12. The display device of claim 11, wherein each of the plurality of display units includes:

a second base substrate;

a light-blocking layer disposed on the second base substrate;

a thin-film transistor disposed on the light-blocking layer and including a semiconductor layer, a gate electrode, a source electrode, and a drain electrode;

a first via contact for electrically connecting the drain electrode and the light-blocking layer to each other;

a first planarization layer covering the thin-film transistor on the second base substrate;

a second via contact that extends through the first planarization layer so as to be connected to the drain electrode;

a connection electrode electrically connected to the second via contact;

a second planarization layer having an opening therein exposing a portion of a surface of the connection electrode;

a first line electrode disposed on the second planarization layer; and

a second line electrode disposed on the second planarization layer and spaced apart from the first line electrode, wherein the second line electrode extends along and on an exposed surface of the opening and is electrically connected to the drain electrode via the connection electrode.
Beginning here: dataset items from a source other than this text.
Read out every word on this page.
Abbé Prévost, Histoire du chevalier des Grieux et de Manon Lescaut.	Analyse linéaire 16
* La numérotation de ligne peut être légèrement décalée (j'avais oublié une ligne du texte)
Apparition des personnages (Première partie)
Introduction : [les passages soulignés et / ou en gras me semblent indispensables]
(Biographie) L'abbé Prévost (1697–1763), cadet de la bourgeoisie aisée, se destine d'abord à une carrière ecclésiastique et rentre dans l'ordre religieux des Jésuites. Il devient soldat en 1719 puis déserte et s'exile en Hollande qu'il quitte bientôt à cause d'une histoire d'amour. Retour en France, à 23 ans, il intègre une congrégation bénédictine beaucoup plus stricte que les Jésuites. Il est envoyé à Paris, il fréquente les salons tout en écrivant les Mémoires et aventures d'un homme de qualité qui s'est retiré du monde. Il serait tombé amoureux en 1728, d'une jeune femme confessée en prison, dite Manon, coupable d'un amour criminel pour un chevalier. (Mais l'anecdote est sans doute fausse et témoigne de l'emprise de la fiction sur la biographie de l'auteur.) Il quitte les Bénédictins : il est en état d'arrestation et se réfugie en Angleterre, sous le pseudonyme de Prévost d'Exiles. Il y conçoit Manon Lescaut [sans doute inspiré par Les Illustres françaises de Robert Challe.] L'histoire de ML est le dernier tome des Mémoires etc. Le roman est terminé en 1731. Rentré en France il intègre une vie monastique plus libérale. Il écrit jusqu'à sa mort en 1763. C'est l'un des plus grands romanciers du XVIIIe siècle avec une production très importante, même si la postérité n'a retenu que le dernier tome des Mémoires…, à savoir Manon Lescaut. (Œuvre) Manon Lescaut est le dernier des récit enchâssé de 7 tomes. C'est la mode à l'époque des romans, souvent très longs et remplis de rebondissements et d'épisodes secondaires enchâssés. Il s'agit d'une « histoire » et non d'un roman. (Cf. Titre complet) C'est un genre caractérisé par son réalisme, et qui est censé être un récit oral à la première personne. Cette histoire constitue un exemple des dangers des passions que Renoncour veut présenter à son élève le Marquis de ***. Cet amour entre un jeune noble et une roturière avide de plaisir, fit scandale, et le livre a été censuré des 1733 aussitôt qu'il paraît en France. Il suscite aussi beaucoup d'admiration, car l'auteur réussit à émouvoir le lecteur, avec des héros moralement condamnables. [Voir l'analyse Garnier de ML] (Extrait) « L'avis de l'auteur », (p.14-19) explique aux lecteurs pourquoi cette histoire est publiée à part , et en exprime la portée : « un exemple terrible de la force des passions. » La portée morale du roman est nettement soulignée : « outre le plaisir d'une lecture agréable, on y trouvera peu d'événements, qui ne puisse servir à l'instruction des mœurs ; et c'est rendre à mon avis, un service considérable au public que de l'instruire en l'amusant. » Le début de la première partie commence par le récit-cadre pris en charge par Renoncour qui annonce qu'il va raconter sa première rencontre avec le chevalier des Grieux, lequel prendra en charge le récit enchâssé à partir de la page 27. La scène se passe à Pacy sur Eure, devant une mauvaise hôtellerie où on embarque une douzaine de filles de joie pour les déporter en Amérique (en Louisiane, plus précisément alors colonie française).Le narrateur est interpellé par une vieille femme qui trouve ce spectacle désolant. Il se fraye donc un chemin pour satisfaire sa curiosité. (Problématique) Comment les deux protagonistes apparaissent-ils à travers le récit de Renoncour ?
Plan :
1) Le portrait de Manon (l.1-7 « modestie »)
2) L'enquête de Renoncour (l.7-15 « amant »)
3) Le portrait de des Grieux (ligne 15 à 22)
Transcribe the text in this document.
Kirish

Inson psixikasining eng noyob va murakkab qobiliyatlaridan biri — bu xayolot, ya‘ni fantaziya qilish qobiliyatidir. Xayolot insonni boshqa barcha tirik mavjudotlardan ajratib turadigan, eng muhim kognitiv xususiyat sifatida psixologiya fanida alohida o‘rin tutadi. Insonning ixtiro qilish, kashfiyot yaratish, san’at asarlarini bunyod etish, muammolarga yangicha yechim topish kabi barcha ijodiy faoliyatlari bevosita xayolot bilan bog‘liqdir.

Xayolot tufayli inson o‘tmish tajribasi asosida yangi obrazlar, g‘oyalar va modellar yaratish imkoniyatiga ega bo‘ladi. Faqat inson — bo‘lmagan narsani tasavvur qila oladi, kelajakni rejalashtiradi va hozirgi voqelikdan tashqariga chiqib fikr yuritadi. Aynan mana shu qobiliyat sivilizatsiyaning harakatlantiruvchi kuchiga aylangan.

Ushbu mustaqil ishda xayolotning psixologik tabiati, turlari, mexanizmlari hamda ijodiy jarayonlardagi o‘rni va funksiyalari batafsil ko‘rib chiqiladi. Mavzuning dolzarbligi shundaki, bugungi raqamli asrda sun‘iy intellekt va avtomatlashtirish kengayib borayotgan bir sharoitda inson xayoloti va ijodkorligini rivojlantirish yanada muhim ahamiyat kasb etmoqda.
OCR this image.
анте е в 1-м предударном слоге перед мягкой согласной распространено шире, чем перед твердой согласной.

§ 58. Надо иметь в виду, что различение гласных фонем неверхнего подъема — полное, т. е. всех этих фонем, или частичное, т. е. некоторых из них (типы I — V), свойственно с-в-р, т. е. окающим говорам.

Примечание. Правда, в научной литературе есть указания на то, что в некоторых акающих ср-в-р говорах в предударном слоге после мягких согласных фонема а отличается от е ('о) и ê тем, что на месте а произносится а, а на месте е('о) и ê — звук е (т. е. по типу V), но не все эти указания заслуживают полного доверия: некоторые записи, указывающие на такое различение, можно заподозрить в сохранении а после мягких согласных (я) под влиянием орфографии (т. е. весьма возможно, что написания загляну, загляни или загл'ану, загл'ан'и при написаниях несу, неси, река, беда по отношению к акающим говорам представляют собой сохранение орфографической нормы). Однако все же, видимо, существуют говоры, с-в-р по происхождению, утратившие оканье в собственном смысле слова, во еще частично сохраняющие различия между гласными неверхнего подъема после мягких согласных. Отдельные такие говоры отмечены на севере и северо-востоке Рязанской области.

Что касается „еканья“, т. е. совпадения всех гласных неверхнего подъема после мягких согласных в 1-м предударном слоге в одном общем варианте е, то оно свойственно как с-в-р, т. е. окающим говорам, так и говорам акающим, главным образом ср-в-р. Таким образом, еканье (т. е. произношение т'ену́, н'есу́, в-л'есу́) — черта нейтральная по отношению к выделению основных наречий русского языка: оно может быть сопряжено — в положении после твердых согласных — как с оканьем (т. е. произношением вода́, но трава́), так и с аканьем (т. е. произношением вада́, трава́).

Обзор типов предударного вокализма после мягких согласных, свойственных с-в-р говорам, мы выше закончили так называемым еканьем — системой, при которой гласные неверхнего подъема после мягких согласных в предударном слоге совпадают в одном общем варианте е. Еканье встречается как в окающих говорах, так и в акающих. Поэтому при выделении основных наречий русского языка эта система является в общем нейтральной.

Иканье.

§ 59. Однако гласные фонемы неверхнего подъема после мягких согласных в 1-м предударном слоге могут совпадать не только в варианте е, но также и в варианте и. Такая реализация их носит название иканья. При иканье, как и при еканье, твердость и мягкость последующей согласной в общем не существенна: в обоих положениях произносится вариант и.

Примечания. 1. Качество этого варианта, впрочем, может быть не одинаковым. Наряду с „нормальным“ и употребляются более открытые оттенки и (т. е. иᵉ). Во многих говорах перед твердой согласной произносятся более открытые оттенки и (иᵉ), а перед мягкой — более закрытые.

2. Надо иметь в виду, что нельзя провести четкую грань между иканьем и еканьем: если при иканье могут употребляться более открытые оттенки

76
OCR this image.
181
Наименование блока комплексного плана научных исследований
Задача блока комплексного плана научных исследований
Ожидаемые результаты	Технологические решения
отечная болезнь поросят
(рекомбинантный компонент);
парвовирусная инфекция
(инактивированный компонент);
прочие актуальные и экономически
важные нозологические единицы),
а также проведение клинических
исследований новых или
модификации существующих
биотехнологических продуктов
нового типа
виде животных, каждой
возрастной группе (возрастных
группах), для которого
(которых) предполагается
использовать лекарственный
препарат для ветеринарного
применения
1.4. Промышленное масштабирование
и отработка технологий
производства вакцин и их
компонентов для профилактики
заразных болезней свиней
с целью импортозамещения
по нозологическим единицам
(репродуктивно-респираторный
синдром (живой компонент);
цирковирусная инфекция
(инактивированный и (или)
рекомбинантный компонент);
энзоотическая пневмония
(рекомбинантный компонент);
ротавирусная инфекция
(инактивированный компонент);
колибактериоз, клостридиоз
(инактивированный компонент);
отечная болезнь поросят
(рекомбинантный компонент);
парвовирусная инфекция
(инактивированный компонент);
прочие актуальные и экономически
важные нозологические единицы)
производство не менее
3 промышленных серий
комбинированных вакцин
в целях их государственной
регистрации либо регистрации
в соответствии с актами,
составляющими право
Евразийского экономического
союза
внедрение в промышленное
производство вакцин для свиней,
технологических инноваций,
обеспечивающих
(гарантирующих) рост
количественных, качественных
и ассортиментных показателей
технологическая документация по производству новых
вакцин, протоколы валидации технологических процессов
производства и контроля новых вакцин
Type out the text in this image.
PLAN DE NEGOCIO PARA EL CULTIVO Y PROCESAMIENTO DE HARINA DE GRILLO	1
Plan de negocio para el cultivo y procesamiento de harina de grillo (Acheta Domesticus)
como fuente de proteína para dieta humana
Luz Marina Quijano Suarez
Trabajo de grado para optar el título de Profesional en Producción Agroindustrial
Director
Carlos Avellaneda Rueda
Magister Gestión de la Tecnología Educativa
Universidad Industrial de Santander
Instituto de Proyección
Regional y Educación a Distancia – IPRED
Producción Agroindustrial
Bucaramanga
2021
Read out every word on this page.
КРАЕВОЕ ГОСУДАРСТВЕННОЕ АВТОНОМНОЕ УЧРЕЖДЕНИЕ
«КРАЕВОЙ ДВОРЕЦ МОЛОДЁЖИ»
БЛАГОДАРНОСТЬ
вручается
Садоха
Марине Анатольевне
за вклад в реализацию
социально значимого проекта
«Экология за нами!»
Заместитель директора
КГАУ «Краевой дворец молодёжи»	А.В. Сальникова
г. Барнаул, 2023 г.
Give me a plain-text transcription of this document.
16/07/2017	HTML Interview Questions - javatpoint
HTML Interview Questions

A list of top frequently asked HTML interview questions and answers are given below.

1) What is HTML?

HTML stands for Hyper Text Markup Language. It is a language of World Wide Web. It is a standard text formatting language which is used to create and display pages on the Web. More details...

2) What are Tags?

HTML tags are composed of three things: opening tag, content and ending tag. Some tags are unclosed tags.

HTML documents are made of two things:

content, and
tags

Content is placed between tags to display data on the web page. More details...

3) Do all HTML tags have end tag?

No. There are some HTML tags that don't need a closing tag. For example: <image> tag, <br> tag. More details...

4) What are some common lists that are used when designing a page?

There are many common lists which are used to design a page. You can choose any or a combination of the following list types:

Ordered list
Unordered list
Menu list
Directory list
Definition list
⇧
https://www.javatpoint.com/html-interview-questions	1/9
13. The display device of claim 11, wherein the wiring substrate includes:

a first base substrate made of a transparent material;

a first assembly electrode disposed on the first base substrate;

a second assembly electrode disposed on the first base substrate and spaced apart from the first assembly electrode;

a first clad electrode covering the first assembly electrode;

a second clad electrode covering the second assembly electrode; and

an adhesive layer disposed on each of the first and second clad electrodes so as to designate a position where the light-emitting element is disposed.

14. The display device of claim 13, wherein a spacing between the first clad electrode and the second clad electrode is smaller than a spacing between the first assembly electrode and the second assembly electrode.

15. The display device of claim 12, wherein the light-emitting element is electrically connected to the first line electrode and the second line electrode of the respective display unit.

16. The display device of claim 11, further comprising a filling material disposed between the wiring substrate and the plurality of display units, wherein the filling material includes a transparent resin.

17. The display device of claim 11, wherein each of the bonding members includes:

a spacer pattern having one surface contacting each link wiring line of the wiring substrate;

a conductive connection pattern covering an outer side surface of the spacer pattern; and

an adhesive pattern disposed on the other surface of the spacer pattern and contacting the conductive connection pattern, wherein the adhesive pattern is connected to each display unit.

18. A display device, comprising:

a wiring substrate;

a plurality of link wiring lines disposed in the wiring substrate;

a self-assembly substrate disposed on the wiring substrate;

a plurality of light-emitting elements disposed on the self-assembly substrate; and

a plurality of bonding members disposed between the self-assembly substrate and the wiring substrate to bond and electrically connect the self-assembly substrate and the wiring substrate to each other, wherein the plurality of bonding members are respectively connected to the plurality of link wiring lines,

wherein the wiring substrate includes a thin-film transistor.

19. The display device of claim 18, wherein the self-assembly substrate is disposed as a plurality of display units, and wherein each of the plurality of display units is bonded and electrically connected to each other via each of the plurality of bonding members.

20. The display device of claim 18, wherein the plurality of light-emitting elements includes redundant light-emitting elements.